When Analyzing Relationships
- Start with scatter plots: Visualize before calculating
- Calculate correlation: Quantify the relationship strength
- Test significance: Is the relationship real or noise?
- Consider alternative explanations: Confounding? Reverse causation?
- Assess practical importance: Does the effect size matter?
Python Quick Reference
import numpy as np
from scipy import stats
# Descriptive statistics
data = [10, 15, 12, 18, 14, 25]
mean = np.mean(data)
median = np.median(data)
std = np.std(data, ddof=1) # Sample SD
# Confidence interval for mean
se = std / np.sqrt(len(data))
ci_95 = (mean - 1.96*se, mean + 1.96*se)
# Confidence interval for proportion
p, n = 0.75, 80
se_prop = np.sqrt(p * (1-p) / n)
ci_prop = (p - 1.96*se_prop, p + 1.96*se_prop)
# Poisson probability
from scipy.stats import poisson
prob_2_goals = poisson.pmf(2, mu=1.5) # P(X=2) when lambda=1.5
# Hypothesis test for proportion
from statsmodels.stats.proportion import proportions_ztest
stat, pval = proportions_ztest(60, 80, value=0.70)
# Correlation
x = [58, 52, 62, 45, 55]
y = [75, 68, 82, 52, 70]
r, p = stats.pearsonr(x, y)
Chapter Summary in One Paragraph
Soccer analytics requires moving beyond intuition to rigorous statistical thinking.

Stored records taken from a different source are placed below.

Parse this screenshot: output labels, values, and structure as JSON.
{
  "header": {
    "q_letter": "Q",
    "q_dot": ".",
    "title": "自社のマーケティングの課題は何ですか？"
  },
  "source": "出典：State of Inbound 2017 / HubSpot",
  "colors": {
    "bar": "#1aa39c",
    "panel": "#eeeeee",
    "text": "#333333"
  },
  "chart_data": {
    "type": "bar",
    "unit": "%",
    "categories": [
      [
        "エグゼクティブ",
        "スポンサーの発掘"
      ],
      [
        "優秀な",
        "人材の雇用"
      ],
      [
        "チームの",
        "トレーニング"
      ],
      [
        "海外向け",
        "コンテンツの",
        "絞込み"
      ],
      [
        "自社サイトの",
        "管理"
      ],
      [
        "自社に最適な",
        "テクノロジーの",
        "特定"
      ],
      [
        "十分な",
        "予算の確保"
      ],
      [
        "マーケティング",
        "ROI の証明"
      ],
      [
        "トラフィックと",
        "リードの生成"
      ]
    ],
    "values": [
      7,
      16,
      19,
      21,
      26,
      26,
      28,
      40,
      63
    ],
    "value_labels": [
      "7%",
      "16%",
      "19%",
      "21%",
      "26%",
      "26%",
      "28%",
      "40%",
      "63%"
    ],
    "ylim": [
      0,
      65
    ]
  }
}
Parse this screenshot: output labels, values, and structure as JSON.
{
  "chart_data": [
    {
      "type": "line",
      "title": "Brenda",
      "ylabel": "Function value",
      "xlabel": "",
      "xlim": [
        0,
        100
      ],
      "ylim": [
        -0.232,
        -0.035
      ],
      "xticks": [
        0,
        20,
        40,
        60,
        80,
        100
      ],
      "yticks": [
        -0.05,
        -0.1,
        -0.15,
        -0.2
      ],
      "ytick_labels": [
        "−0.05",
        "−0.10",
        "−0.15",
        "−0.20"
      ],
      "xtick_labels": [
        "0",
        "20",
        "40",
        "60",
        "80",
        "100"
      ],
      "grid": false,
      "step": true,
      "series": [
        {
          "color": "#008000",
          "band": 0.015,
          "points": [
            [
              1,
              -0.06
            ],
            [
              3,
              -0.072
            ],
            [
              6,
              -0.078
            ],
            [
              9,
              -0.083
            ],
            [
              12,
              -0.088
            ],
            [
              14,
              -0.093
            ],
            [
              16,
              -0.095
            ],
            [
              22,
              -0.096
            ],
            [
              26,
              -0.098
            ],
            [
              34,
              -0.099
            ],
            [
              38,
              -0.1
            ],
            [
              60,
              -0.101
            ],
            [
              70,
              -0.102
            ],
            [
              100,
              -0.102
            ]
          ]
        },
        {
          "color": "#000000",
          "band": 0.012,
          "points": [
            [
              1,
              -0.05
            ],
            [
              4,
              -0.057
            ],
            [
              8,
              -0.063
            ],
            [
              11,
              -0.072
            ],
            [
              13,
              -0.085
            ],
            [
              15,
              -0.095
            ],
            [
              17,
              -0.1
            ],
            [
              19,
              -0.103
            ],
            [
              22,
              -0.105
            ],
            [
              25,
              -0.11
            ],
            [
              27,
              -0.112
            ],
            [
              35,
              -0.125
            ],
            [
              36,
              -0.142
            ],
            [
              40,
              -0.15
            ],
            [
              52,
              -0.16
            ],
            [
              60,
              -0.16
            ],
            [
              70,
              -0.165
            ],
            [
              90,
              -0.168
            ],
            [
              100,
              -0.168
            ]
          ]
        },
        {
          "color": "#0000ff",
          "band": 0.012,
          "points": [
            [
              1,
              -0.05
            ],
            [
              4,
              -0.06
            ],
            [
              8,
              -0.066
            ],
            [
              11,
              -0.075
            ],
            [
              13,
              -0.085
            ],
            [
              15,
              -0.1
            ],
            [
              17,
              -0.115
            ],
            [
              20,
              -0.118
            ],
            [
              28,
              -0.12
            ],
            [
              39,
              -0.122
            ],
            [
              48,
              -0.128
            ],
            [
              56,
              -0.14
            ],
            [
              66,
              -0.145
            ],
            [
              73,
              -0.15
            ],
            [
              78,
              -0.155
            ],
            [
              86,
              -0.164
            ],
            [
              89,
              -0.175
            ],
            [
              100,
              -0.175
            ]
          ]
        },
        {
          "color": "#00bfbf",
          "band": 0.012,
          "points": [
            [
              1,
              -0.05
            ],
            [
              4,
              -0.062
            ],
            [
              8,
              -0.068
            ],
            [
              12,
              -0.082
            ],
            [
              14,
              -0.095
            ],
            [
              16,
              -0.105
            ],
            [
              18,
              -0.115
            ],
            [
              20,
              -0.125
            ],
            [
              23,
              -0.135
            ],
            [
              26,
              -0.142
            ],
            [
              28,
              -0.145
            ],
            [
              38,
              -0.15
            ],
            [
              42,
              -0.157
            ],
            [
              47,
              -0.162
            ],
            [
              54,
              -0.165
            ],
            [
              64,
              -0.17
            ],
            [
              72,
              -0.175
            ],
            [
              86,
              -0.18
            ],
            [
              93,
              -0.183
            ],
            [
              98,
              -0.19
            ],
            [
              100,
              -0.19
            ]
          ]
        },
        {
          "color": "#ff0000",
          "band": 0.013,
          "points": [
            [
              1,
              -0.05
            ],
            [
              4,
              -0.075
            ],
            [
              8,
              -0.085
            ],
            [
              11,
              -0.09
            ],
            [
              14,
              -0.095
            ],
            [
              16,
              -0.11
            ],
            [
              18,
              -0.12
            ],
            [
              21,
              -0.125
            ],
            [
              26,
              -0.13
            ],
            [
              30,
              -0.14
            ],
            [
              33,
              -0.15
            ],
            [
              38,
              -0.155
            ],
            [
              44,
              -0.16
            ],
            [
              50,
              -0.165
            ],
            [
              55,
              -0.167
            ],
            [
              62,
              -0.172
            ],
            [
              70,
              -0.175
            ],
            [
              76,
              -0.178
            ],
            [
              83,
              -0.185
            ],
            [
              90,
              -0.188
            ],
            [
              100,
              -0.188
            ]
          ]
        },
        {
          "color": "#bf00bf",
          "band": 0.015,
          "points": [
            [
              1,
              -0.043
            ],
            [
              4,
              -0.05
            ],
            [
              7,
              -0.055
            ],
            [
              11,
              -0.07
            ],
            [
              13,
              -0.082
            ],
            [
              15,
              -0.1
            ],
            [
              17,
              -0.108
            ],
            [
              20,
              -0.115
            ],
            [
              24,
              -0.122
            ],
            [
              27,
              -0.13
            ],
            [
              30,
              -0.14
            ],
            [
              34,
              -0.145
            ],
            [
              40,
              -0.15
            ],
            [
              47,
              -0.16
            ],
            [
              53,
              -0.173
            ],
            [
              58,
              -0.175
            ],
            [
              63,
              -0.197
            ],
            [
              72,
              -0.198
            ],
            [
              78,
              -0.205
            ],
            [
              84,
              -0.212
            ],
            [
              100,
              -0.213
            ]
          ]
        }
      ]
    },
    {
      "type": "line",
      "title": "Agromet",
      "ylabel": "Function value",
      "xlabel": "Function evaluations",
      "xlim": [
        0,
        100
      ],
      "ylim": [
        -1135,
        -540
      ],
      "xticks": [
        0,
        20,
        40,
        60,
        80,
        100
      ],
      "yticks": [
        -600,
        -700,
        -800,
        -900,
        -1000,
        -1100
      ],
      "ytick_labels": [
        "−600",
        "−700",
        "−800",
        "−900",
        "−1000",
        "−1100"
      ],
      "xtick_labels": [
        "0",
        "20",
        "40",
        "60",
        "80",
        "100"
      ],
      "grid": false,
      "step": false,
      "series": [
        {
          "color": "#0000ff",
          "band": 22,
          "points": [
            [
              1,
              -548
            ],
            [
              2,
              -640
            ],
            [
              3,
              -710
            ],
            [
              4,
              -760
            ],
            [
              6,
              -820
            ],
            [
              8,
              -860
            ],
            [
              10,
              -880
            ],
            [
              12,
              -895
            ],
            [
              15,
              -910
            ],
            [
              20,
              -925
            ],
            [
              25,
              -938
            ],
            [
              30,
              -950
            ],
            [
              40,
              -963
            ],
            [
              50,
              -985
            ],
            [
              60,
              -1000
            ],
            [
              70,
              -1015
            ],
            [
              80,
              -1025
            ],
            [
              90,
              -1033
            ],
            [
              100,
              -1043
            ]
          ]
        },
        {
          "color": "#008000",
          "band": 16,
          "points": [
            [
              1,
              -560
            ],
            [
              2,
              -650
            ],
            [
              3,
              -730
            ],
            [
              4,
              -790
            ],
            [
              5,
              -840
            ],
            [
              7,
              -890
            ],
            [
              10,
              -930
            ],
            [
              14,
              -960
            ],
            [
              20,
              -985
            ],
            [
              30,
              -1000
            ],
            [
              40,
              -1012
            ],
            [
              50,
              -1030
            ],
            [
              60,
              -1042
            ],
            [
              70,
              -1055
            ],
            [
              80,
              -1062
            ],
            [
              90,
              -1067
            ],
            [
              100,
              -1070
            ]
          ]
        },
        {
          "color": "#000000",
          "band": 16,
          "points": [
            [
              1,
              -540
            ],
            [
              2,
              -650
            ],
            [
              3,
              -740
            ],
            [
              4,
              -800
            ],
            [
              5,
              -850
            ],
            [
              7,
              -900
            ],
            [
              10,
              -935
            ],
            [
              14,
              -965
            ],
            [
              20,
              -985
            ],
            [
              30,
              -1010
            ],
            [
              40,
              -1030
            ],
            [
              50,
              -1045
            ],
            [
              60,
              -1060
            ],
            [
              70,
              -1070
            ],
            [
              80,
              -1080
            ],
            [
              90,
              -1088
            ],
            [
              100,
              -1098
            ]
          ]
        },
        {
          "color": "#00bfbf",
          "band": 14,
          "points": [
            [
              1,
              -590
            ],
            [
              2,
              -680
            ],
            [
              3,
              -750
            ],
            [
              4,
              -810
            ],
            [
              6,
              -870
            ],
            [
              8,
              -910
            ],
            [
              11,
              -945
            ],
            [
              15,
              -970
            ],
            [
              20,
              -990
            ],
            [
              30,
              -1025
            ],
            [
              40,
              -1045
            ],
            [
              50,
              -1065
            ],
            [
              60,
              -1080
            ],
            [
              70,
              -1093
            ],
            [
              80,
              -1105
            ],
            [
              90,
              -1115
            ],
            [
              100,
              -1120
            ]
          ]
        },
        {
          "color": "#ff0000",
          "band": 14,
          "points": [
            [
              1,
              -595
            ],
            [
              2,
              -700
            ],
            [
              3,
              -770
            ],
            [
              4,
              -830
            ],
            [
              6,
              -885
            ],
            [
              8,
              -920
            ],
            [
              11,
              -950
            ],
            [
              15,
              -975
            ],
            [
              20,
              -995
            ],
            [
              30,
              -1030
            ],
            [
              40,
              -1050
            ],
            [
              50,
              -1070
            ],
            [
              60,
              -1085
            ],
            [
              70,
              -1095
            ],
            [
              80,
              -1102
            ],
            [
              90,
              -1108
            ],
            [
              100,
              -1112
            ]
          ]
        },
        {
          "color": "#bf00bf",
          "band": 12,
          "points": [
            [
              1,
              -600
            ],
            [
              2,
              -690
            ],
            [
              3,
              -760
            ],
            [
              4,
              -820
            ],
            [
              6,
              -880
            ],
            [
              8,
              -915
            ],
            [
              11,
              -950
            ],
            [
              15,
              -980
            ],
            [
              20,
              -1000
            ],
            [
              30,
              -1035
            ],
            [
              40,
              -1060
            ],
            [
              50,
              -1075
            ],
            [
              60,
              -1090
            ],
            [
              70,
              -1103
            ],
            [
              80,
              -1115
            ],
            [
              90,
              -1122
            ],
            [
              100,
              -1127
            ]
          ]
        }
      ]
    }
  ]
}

Descriptive statistics summarize data but must include measures of spread, not just averages. Probability distributions—especially Poisson for goals—allow us to quantify uncertainty and assess whether observed patterns exceed chance expectations. Statistical inference via confidence intervals and hypothesis tests provides frameworks for making decisions under uncertainty, but we must always distinguish statistical from practical significance. Sample size determines reliability; most soccer metrics require hundreds of observations to stabilize, making single-season player evaluation inherently uncertain. Regression to the mean ensures that extreme performances will moderate, and ignoring this leads to systematic evaluation errors. Finally, correlation quantifies relationships but never proves causation—confounding variables, reverse causation, and coincidence must always be considered before drawing causal conclusions.